吾狼: それって、今のような時代を生き抜くためのテクニックにもなりそうですね。自分が見ている世界はいわば幻想というか、自分にしか見えていない映像のようなものなわけでしょう? その世界がどんなに理不尽でひどい世界でも、ゾンビ映画を見せられているようなものだと思えばいいわけですよね。実は世界の本質はもっと多次元、複層的なもので、自分も最後はその巨大な世界に戻っていく……みたいなイメージで生きていれば、腹の立つことやストレスの溜まることも、「まあ、これも所詮は俺だけが見ている出来の悪いゾンビ映画の世界のことだし」と思って、突き放せるかもしれませんね。

幽大: そういうことじゃな。
 吾狼くんはまだ若いから、そういう考え方、使い方でいいだろうな。余輩のような老いぼれは、目の前の最大関心事は生きること以上に「死ぬこと」なんでな。ズルい使い方じゃが、死への恐怖を薄れさせるための思考ともいえるわな。

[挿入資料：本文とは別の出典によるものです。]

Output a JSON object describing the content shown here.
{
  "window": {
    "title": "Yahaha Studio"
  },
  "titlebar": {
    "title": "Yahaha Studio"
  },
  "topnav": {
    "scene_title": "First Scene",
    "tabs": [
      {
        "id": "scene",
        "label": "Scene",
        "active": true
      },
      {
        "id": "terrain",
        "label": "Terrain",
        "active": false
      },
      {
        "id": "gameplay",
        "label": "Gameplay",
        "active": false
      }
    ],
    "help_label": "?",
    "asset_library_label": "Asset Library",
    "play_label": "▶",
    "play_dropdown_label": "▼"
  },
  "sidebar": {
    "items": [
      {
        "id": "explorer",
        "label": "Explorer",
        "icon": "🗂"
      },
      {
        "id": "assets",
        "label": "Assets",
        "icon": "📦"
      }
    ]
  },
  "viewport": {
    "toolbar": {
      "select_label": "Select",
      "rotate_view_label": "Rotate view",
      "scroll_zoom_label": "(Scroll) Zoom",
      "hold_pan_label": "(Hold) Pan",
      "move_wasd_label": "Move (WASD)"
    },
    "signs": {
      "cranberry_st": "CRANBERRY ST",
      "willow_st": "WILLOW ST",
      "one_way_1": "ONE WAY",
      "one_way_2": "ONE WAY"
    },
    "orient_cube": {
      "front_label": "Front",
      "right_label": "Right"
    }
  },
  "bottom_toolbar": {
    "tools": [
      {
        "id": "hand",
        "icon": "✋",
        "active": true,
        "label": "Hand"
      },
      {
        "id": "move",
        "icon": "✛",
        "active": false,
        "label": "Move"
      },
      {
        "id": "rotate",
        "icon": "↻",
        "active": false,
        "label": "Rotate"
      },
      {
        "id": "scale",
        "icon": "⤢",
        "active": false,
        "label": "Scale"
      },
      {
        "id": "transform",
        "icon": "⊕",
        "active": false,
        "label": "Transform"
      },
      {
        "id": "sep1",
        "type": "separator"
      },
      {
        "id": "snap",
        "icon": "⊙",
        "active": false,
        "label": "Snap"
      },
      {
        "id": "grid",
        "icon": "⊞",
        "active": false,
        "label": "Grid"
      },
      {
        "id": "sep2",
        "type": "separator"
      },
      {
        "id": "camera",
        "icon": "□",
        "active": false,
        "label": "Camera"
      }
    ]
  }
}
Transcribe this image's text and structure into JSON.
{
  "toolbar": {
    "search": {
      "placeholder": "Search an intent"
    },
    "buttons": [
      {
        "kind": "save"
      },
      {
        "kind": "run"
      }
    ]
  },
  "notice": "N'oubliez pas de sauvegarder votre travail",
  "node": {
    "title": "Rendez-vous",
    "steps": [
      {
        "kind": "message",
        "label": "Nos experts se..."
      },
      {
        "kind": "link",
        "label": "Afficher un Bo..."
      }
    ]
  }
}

 死は壊れたレンタカーを返却するようなものだ。壊れたクルマはそのまま廃車となるじゃろうが、そのことを必要以上に恐れたり悲しんだりすることはない。たかが乗り物なのだから。
 レンタカーから降りると、そこは今までクルマの窓ガラスを通して見ていた世界とはまったく違う、本当の世界に浮かんでいる……そんな感じかな。
 問題は、レンタカーの「返却」をいかにうまくやってのけるかということだな。
 返却……つまり、今まで使っていた肉体との分離がすんなりといかなければ、苦しい思いをする。それは避けたいわな。
 きれいに、楽に分離したい。
 今は、その準備をしようとしておる。